The logical solution, then, is to restore credit to the local economy. But how? The Federal Reserve could provide the capital and liquidity necessary to create bank credit, in the same way that it provided $12.3 trillion in liquidity and short-term loans to the large money center banks. But Fed Chairman Ben Bernanke declared in January 2011 that the Fed had no intention of doing that — not because it would be too costly (the total deficit of all the states comes to less than 2% of the credit advanced for the bank bailout) but because it is not part of the Fed’s mandate. If Congress wants the Fed to advance credit to local governments, he said, it will have to change the law.
The states are on their own. Policymakers are therefore considering a variety of reforms designed to increase bank lending, particularly to small businesses, the hardest hit by tightening credit standards. One measure that is drawing increasing interest is the creation of a bank modeled on the Bank of North Dakota (BND), currently the only state-owned bank in the country. The BND has a 92-year history of safe, secure and highly profitable banking. North Dakota has the lowest unemployment rate in the country; and in 2009, when other states were floundering, it had the largest budget surplus it had ever had.

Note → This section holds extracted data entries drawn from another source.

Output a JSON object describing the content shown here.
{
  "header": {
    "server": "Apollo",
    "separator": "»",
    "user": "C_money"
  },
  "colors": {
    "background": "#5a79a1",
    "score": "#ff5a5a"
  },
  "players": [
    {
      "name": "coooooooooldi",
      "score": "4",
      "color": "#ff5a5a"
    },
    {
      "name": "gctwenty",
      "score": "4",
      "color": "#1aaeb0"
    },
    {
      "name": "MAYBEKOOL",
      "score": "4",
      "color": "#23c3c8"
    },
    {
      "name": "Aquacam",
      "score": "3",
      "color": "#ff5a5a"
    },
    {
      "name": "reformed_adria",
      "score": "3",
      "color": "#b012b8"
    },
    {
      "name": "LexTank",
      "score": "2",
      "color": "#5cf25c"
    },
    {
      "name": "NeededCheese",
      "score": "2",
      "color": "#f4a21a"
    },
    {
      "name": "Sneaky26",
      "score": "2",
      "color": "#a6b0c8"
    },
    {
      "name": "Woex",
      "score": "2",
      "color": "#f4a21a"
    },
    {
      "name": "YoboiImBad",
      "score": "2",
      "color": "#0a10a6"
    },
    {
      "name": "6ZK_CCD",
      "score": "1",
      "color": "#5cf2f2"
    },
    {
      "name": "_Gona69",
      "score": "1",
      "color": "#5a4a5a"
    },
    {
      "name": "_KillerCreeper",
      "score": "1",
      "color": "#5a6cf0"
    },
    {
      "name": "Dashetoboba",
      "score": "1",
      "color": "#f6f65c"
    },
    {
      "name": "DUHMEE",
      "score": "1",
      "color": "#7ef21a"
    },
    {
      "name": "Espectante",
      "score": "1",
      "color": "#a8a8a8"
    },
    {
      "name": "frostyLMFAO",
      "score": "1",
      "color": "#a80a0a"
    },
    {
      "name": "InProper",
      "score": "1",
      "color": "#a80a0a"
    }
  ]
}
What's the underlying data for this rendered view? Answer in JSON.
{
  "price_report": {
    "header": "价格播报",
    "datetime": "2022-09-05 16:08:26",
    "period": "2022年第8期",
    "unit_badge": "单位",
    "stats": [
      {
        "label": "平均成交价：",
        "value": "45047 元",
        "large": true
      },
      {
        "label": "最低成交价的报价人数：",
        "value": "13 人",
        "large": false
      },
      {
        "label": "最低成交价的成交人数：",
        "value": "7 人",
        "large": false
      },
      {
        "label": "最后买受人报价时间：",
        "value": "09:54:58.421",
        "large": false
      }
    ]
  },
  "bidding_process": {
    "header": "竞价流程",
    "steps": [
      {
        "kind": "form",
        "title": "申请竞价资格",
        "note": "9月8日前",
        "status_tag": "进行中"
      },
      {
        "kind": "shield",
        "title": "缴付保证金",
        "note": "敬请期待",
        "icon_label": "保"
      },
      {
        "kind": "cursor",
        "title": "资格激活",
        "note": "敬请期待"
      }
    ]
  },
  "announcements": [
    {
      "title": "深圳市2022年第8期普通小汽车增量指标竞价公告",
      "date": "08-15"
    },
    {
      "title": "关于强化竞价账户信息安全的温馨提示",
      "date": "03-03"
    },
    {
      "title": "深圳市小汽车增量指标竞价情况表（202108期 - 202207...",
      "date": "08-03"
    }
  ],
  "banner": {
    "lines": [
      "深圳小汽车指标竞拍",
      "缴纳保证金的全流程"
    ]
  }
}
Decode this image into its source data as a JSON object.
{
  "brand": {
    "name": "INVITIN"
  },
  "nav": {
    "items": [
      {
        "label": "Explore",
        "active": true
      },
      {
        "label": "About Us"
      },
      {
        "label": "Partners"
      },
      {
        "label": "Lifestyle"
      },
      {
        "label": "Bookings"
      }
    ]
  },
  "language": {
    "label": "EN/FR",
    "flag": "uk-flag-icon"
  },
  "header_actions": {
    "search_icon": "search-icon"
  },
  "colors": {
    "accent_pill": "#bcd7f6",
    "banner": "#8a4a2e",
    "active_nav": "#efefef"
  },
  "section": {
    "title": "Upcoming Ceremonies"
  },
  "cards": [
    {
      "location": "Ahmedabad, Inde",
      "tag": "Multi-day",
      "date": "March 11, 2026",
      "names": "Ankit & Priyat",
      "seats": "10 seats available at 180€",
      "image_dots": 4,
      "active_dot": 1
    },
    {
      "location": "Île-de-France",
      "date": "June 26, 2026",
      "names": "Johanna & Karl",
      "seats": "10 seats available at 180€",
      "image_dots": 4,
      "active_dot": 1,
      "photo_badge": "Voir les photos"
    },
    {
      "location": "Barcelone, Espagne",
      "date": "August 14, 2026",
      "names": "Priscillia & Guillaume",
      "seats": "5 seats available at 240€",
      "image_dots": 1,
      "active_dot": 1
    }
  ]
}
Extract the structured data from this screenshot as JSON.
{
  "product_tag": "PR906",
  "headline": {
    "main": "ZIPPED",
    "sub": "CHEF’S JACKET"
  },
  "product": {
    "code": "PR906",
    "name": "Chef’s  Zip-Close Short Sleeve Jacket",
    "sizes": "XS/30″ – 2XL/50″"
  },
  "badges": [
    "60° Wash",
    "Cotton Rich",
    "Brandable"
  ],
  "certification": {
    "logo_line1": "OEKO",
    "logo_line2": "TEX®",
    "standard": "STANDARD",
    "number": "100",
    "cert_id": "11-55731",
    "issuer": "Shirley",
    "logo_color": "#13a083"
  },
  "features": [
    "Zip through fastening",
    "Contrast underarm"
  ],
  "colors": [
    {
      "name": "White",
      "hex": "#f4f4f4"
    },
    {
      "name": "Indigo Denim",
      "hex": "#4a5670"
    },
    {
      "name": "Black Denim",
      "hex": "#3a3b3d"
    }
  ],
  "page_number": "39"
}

Eight states now have bills pending either to form state-owned banks or to do feasibility studies to determine their potential. This year, bills were introduced in the Oregon State legislature on January 11; in Washington State on January 13; in Massachusetts on January 20 (following a 2010 bill that lapsed); and in the Maryland legislature on February 4. They join Illinois, Virginia, Hawaii, and Louisiana, which introduced similar bills in 2010. The Center for State Innovation, based in Madison, Wisconsin, was commissioned to do detailed analyses for Washington and Oregon. Their conclusion was that state-owned banks in those states would have a substantial positive impact on employment, new lending, and state and local government revenue.
State-owned banks could be a win-win for everyone interested in a thriving local economy. Objections are usually based on misconceptions or a lack of information.